Walker made an early morning announcement via Twitter, stating, “I’m in. I’m running for president because I believe Americans deserve a leader who will fight and win for them.”
In a video announcement a short time later, Walker said, “In the Republican field, there are some who are good fighters; they haven’t won those battles. There are others who have won elections, but haven’t consistently taken on the big fights. We showed you can do both.”
The governor continued that theme Monday night in Waukesha, Wis. He addressed a jubilant crowd against a wood-grain backdrop adorned with his campaign logo.
He noted he won three gubernatorial elections in Wisconsin in four years—his election in 2010, reelection in 2014, and a recall election in between—in a state that has not voted for a Republican president in three decades.
His 2012 recall election happened amid a fierce battle with public labor unions and their allies over sweeping labor reforms the governor signed into law. Those changes were among a list of other “big, bold reforms” enacted on his watch, he said. “We lowered taxes by $2 billion,” he said, adding that property taxes are now lower in his state than they were four years ago. Walker pointed to regulatory and welfare reforms and boasted that he “defunded Planned Parenthood and passed pro-life legislation.”
Walker also trumpeted education reforms in Wisconsin, saying, “We got rid of things like seniority and tenure. That means we can hire and fire based on merit and pay based on performance.” The results, he claimed, were an increased high-school graduation rate and the second-best ACT scores in the country.
He promised to bring a bold, reform-minded agenda to Washington. If elected, he said, he would start by repealing Obamacare and rolling back federal regulations.
Walker pitched his economic agenda with a theory he calls the “Kohl’s Curve.” The governor explained department stores like Kohl’s make money while offering discounts: “They make it off of volume. See, they could charge a higher price and some of us could afford it, but they lower the price, broaden the base, and they make more money off of volume.” He explained tax policy should adhere to the same formula. “If you lower the rate, broaden the base, we expand the volume of people who can participate in the economy,” he said.
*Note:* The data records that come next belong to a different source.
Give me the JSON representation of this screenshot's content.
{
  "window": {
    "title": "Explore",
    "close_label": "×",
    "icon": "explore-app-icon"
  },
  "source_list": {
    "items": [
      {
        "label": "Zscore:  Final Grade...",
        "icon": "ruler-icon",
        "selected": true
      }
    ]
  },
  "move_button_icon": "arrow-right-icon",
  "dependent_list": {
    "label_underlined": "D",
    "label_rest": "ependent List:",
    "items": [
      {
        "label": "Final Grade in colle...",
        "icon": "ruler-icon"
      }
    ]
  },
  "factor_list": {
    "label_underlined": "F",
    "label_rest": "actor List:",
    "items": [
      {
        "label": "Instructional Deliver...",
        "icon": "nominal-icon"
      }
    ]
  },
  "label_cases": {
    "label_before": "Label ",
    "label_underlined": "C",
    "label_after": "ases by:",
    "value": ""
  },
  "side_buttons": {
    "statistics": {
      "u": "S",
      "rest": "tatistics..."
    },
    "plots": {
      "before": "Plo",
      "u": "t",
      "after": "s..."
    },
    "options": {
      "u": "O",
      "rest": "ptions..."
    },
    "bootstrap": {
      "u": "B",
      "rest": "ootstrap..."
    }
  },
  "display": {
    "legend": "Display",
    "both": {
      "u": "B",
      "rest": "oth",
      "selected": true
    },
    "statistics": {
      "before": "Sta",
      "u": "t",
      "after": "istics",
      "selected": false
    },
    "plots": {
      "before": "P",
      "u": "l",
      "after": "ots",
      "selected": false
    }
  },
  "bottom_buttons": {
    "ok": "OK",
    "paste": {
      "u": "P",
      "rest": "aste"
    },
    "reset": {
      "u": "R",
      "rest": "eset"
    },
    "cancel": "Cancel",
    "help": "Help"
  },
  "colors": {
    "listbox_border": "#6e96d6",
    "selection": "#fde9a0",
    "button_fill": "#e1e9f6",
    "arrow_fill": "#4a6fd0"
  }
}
On foreign policy, Walker joined his many Republican rivals in bashing the policies championed by the Obama administration and former Secretary of State Hillary Clinton, who is now the frontrunner for the Democratic presidential nomination.
“Under the Obama-Clinton doctrine, America is leading from behind, and that has us heading towards a disaster,” Walker said.
The U.S. must do more to beat back Russia’s aggression beyond its borders and “stop China’s cyberattacks, slow their advances into international waters, and speak out about their abysmal human rights record,” he added.
Walker, 47, is now the 15th major candidate to declare his candidacy for the Republican presidential nomination. He enters the race as the early frontrunner in the first-in-the-nation caucus state of Iowa while also performing strongly in major national polls.